Sydney, Aug 18 (IANS) Scientists may have discovered the oldest ever fossils of animal bodies, primitive sponge like creatures that lived in ocean reefs about 635 million years ago.
The shelly fossils, found beneath a glacial deposit in south Australia, represent the earliest evidence of animal body forms in the current record, predating other evidence by at least 70 million years.
‘These scientists have found that animals may have appeared on earth 90 million years earlier than previously known,’ said H. Richard Lane of the National Science Foundation’s Division of Earth Sciences in the U.S., that funded the research.
Previously, the oldest known fossils of hard-bodied animals were from two reef-dwelling organisms that lived around 550 million years ago, reports the journal Nature Geoscience.

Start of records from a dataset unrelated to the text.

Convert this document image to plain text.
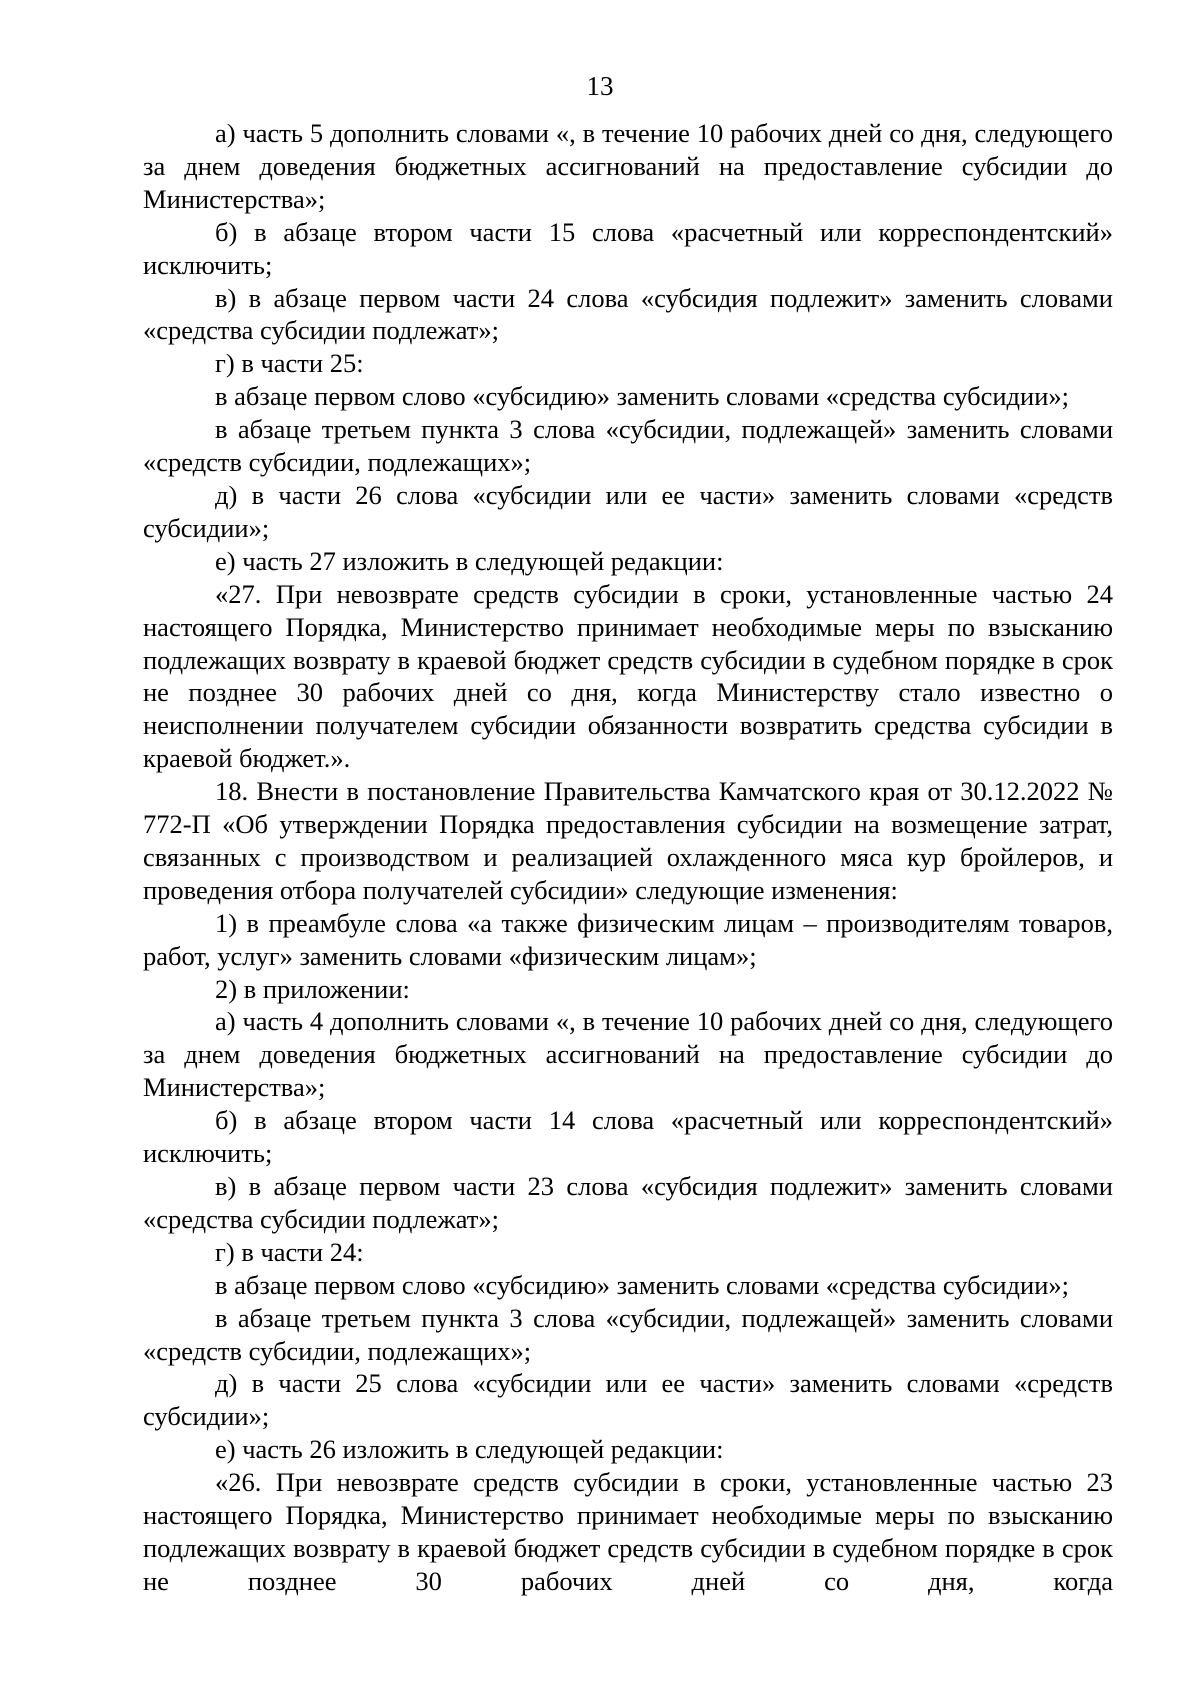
13

а) часть 5 дополнить словами «, в течение 10 рабочих дней со дня, следующего за днем доведения бюджетных ассигнований на предоставление субсидии до Министерства»;

б) в абзаце втором части 15 слова «расчетный или корреспондентский» исключить;

в) в абзаце первом части 24 слова «субсидия подлежит» заменить словами «средства субсидии подлежат»;

г) в части 25:

в абзаце первом слово «субсидию» заменить словами «средства субсидии»;

в абзаце третьем пункта 3 слова «субсидии, подлежащей» заменить словами «средств субсидии, подлежащих»;

д) в части 26 слова «субсидии или ее части» заменить словами «средств субсидии»;

е) часть 27 изложить в следующей редакции:

«27. При невозврате средств субсидии в сроки, установленные частью 24 настоящего Порядка, Министерство принимает необходимые меры по взысканию подлежащих возврату в краевой бюджет средств субсидии в судебном порядке в срок не позднее 30 рабочих дней со дня, когда Министерству стало известно о неисполнении получателем субсидии обязанности возвратить средства субсидии в краевой бюджет.».

18. Внести в постановление Правительства Камчатского края от 30.12.2022 № 772-П «Об утверждении Порядка предоставления субсидии на возмещение затрат, связанных с производством и реализацией охлажденного мяса кур бройлеров, и проведения отбора получателей субсидии» следующие изменения:

1) в преамбуле слова «а также физическим лицам – производителям товаров, работ, услуг» заменить словами «физическим лицам»;

2) в приложении:

а) часть 4 дополнить словами «, в течение 10 рабочих дней со дня, следующего за днем доведения бюджетных ассигнований на предоставление субсидии до Министерства»;

б) в абзаце втором части 14 слова «расчетный или корреспондентский» исключить;

в) в абзаце первом части 23 слова «субсидия подлежит» заменить словами «средства субсидии подлежат»;

г) в части 24:

в абзаце первом слово «субсидию» заменить словами «средства субсидии»;

в абзаце третьем пункта 3 слова «субсидии, подлежащей» заменить словами «средств субсидии, подлежащих»;

д) в части 25 слова «субсидии или ее части» заменить словами «средств субсидии»;

е) часть 26 изложить в следующей редакции:

«26. При невозврате средств субсидии в сроки, установленные частью 23 настоящего Порядка, Министерство принимает необходимые меры по взысканию подлежащих возврату в краевой бюджет средств субсидии в судебном порядке в срок не позднее 30 рабочих дней со дня, когда
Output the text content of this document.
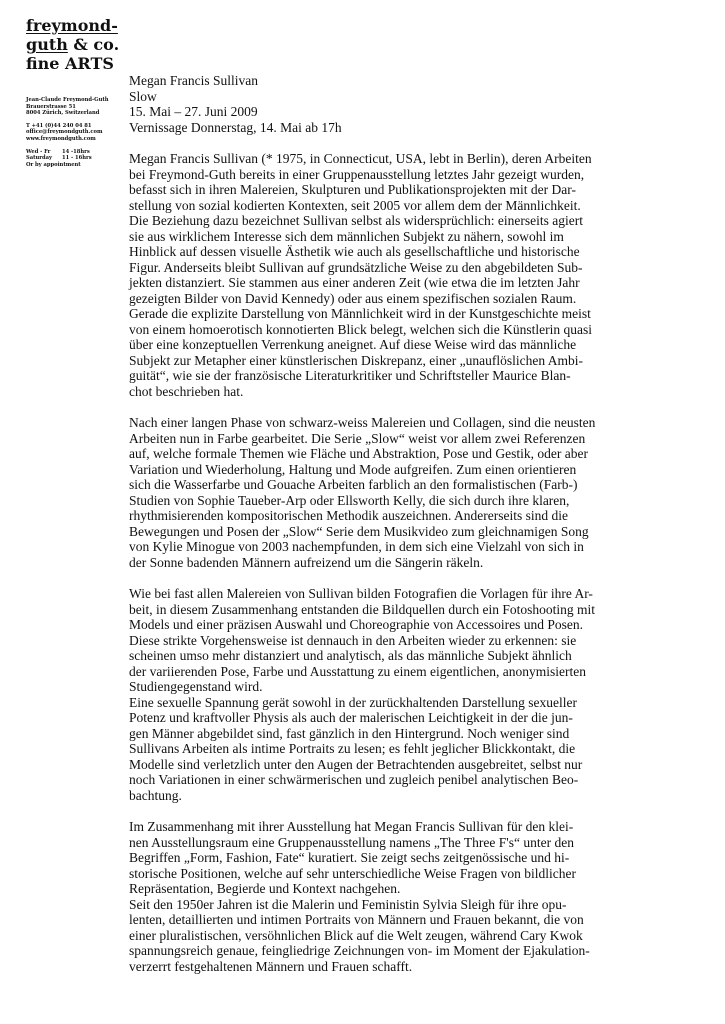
freymond-
guth & co.
fine ARTS
Jean-Claude Freymond-Guth
Brauerstrasse 51
8004 Zürich, Switzerland
T +41 (0)44 240 04 81
office@freymondguth.com
www.freymondguth.com
Wed - Fr 14 -18hrs
Saturday 11 - 16hrs
Or by appointment
Megan Francis Sullivan
Slow
15. Mai – 27. Juni 2009
Vernissage Donnerstag, 14. Mai ab 17h
Megan Francis Sullivan (* 1975, in Connecticut, USA, lebt in Berlin), deren Arbeiten
bei Freymond-Guth bereits in einer Gruppenausstellung letztes Jahr gezeigt wurden,
befasst sich in ihren Malereien, Skulpturen und Publikationsprojekten mit der Dar-
stellung von sozial kodierten Kontexten, seit 2005 vor allem dem der Männlichkeit.
Die Beziehung dazu bezeichnet Sullivan selbst als widersprüchlich: einerseits agiert
sie aus wirklichem Interesse sich dem männlichen Subjekt zu nähern, sowohl im
Hinblick auf dessen visuelle Ästhetik wie auch als gesellschaftliche und historische
Figur. Anderseits bleibt Sullivan auf grundsätzliche Weise zu den abgebildeten Sub-
jekten distanziert. Sie stammen aus einer anderen Zeit (wie etwa die im letzten Jahr
gezeigten Bilder von David Kennedy) oder aus einem spezifischen sozialen Raum.
Gerade die explizite Darstellung von Männlichkeit wird in der Kunstgeschichte meist
von einem homoerotisch konnotierten Blick belegt, welchen sich die Künstlerin quasi
über eine konzeptuellen Verrenkung aneignet. Auf diese Weise wird das männliche
Subjekt zur Metapher einer künstlerischen Diskrepanz, einer „unauflöslichen Ambi-
guität“, wie sie der französische Literaturkritiker und Schriftsteller Maurice Blan-
chot beschrieben hat.
Nach einer langen Phase von schwarz-weiss Malereien und Collagen, sind die neusten
Arbeiten nun in Farbe gearbeitet. Die Serie „Slow“ weist vor allem zwei Referenzen
auf, welche formale Themen wie Fläche und Abstraktion, Pose und Gestik, oder aber
Variation und Wiederholung, Haltung und Mode aufgreifen. Zum einen orientieren
sich die Wasserfarbe und Gouache Arbeiten farblich an den formalistischen (Farb-)
Studien von Sophie Taueber-Arp oder Ellsworth Kelly, die sich durch ihre klaren,
rhythmisierenden kompositorischen Methodik auszeichnen. Andererseits sind die
Bewegungen und Posen der „Slow“ Serie dem Musikvideo zum gleichnamigen Song
von Kylie Minogue von 2003 nachempfunden, in dem sich eine Vielzahl von sich in
der Sonne badenden Männern aufreizend um die Sängerin räkeln.
Wie bei fast allen Malereien von Sullivan bilden Fotografien die Vorlagen für ihre Ar-
beit, in diesem Zusammenhang entstanden die Bildquellen durch ein Fotoshooting mit
Models und einer präzisen Auswahl und Choreographie von Accessoires und Posen.
Diese strikte Vorgehensweise ist dennauch in den Arbeiten wieder zu erkennen: sie
scheinen umso mehr distanziert und analytisch, als das männliche Subjekt ähnlich
der variierenden Pose, Farbe und Ausstattung zu einem eigentlichen, anonymisierten
Studiengegenstand wird.
Eine sexuelle Spannung gerät sowohl in der zurückhaltenden Darstellung sexueller
Potenz und kraftvoller Physis als auch der malerischen Leichtigkeit in der die jun-
gen Männer abgebildet sind, fast gänzlich in den Hintergrund. Noch weniger sind
Sullivans Arbeiten als intime Portraits zu lesen; es fehlt jeglicher Blickkontakt, die
Modelle sind verletzlich unter den Augen der Betrachtenden ausgebreitet, selbst nur
noch Variationen in einer schwärmerischen und zugleich penibel analytischen Beo-
bachtung.
Im Zusammenhang mit ihrer Ausstellung hat Megan Francis Sullivan für den klei-
nen Ausstellungsraum eine Gruppenausstellung namens „The Three F's“ unter den
Begriffen „Form, Fashion, Fate“ kuratiert. Sie zeigt sechs zeitgenössische und hi-
storische Positionen, welche auf sehr unterschiedliche Weise Fragen von bildlicher
Repräsentation, Begierde und Kontext nachgehen.
Seit den 1950er Jahren ist die Malerin und Feministin Sylvia Sleigh für ihre opu-
lenten, detaillierten und intimen Portraits von Männern und Frauen bekannt, die von
einer pluralistischen, versöhnlichen Blick auf die Welt zeugen, während Cary Kwok
spannungsreich genaue, feingliedrige Zeichnungen von- im Moment der Ejakulation-
verzerrt festgehaltenen Männern und Frauen schafft.
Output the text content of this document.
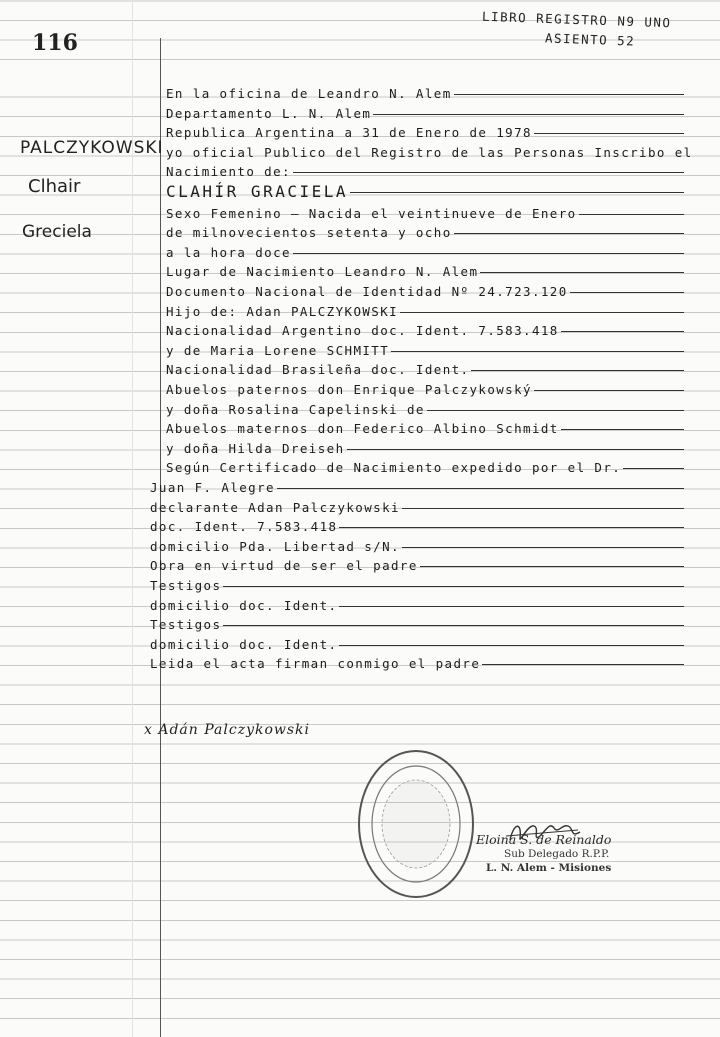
116
LIBRO REGISTRO N9 UNO
ASIENTO 52
PALCZYKOWSKI
Clhair
Greciela
En la oficina de Leandro N. Alem
Departamento L. N. Alem
Republica Argentina a 31 de Enero de 1978
yo oficial Publico del Registro de las Personas Inscribo el
Nacimiento de:
CLAHÍR GRACIELA
Sexo Femenino — Nacida el veintinueve de Enero
de milnovecientos setenta y ocho
a la hora doce
Lugar de Nacimiento Leandro N. Alem
Documento Nacional de Identidad Nº 24.723.120
Hijo de: Adan PALCZYKOWSKI
Nacionalidad Argentino doc. Ident. 7.583.418
y de Maria Lorene SCHMITT
Nacionalidad Brasileña doc. Ident.
Abuelos paternos don Enrique Palczykowský
y doña Rosalina Capelinski de
Abuelos maternos don Federico Albino Schmidt
y doña Hilda Dreiseh
Según Certificado de Nacimiento expedido por el Dr.
Juan F. Alegre
declarante Adan Palczykowski
doc. Ident. 7.583.418
domicilio Pda. Libertad s/N.
Obra en virtud de ser el padre
Testigos
domicilio doc. Ident.
Testigos
domicilio doc. Ident.
Leida el acta firman conmigo el padre
x Adán Palczykowski
Eloina S. de Reinaldo
Sub Delegado R.P.P.
L. N. Alem - Misiones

Princeton University geoscientists Adam Maloof and Catherine Rose chanced upon the new fossils while working on a project focused on the severe ice age that marked the end of the Cryogenian period 635 million years ago, said a Princeton release.
Their findings provide the first direct evidence that animal life existed before — and probably survived — the severe ‘snowball earth’ event known as the Marinoan glaciation that left much of the globe covered in ice at the end of the Cryogenian.
‘We were accustomed to finding rocks with embedded mud chips, and at first this is what we thought we were seeing,’ Maloof said.
‘But then we noticed these repeated shapes that we were finding everywhere — wishbones, rings, perforated slabs and anvils. We realised we had stumbled upon some sort of organism, and we decided to analyse the fossils.’